Components
:
Ice Cream
2 c. Whole
milk
1½ c. Brown
sugar
4 egg yolks
Pinch of
salt
2 tbsp.
Unsalted butter
2 c. Half
of-and-1/2
2 c.
Whipping cream
2 tsp.
Vanilla extract
Candied
Butter Pecans
1 c. Pecans
⅓ c. Sugar
2 tbsp.
Unsalted butter
Instructions
1. Put
together Ice Cream: In a medium saucepan, whisk together milk, brown sugar, egg
yolks, and salt. Place pan over medium-excessive warmth till aggregate reaches
a simmer. Lower heat to medium and whisk aggregate for 5 mins or until it
starts to thicken. Stress mixture right into a big bowl and whisk in butter
till mixed; then incorporate half of-and-half of, cream, and vanilla.

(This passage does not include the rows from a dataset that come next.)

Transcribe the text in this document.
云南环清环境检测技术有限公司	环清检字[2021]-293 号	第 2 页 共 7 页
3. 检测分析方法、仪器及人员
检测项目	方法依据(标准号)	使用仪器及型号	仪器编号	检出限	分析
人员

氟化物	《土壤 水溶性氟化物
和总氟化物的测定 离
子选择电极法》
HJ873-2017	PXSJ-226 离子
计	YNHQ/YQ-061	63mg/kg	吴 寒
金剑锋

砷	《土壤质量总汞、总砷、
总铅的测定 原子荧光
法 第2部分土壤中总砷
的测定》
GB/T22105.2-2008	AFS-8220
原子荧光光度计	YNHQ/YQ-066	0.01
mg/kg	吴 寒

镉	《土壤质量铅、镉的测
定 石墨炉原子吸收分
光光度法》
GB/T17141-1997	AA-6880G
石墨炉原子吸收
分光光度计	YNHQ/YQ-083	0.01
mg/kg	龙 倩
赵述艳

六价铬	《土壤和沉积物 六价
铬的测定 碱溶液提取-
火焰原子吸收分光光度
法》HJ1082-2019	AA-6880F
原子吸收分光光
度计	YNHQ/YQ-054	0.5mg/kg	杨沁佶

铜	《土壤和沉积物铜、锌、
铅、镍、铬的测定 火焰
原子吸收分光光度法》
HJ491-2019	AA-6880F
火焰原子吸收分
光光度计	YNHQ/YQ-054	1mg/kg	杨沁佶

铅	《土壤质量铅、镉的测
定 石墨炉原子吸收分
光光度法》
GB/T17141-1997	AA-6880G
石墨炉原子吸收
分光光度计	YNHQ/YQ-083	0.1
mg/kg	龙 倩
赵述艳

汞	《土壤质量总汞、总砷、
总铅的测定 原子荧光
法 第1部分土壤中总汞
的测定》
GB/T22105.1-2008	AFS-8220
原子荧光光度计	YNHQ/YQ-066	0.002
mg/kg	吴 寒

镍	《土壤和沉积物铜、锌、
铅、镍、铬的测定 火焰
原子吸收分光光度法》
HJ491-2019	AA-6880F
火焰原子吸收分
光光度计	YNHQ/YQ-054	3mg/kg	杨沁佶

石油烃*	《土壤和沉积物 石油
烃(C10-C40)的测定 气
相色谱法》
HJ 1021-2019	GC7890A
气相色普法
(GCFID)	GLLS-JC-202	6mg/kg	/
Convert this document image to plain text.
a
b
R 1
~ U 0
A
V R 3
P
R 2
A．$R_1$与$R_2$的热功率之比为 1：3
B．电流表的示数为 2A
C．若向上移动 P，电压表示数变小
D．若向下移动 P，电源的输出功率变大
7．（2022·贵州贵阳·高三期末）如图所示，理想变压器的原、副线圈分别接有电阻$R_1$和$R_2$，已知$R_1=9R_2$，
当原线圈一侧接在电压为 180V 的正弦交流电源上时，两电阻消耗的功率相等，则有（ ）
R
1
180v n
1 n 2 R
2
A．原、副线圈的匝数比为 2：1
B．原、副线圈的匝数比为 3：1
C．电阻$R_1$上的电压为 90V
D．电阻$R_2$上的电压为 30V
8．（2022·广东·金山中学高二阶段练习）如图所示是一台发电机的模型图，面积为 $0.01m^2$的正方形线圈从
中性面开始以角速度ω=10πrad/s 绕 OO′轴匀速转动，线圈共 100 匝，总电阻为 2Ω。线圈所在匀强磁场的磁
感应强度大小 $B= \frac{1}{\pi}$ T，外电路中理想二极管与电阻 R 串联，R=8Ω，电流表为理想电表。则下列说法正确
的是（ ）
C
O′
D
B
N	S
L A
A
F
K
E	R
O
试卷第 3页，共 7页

Cowl with
plastic wrap and refrigerate till chilled, about 2 hours.
2. Prepare
Candied Butter Pecans: In a heavy skillet over medium warmness, combine pecans,
sugar, and butter, stirring constantly for approximately 6 minutes or till
sugar has melted and browned. Remove from warmth; spread nuts on foil. Once
nuts have cooled, ruin into chew-length portions and reserve.
3. Pour
ice cream mixture into ice-cream maker; manner according to manufacturer
commands. As soon as ice cream's made, stir in reserved pecans.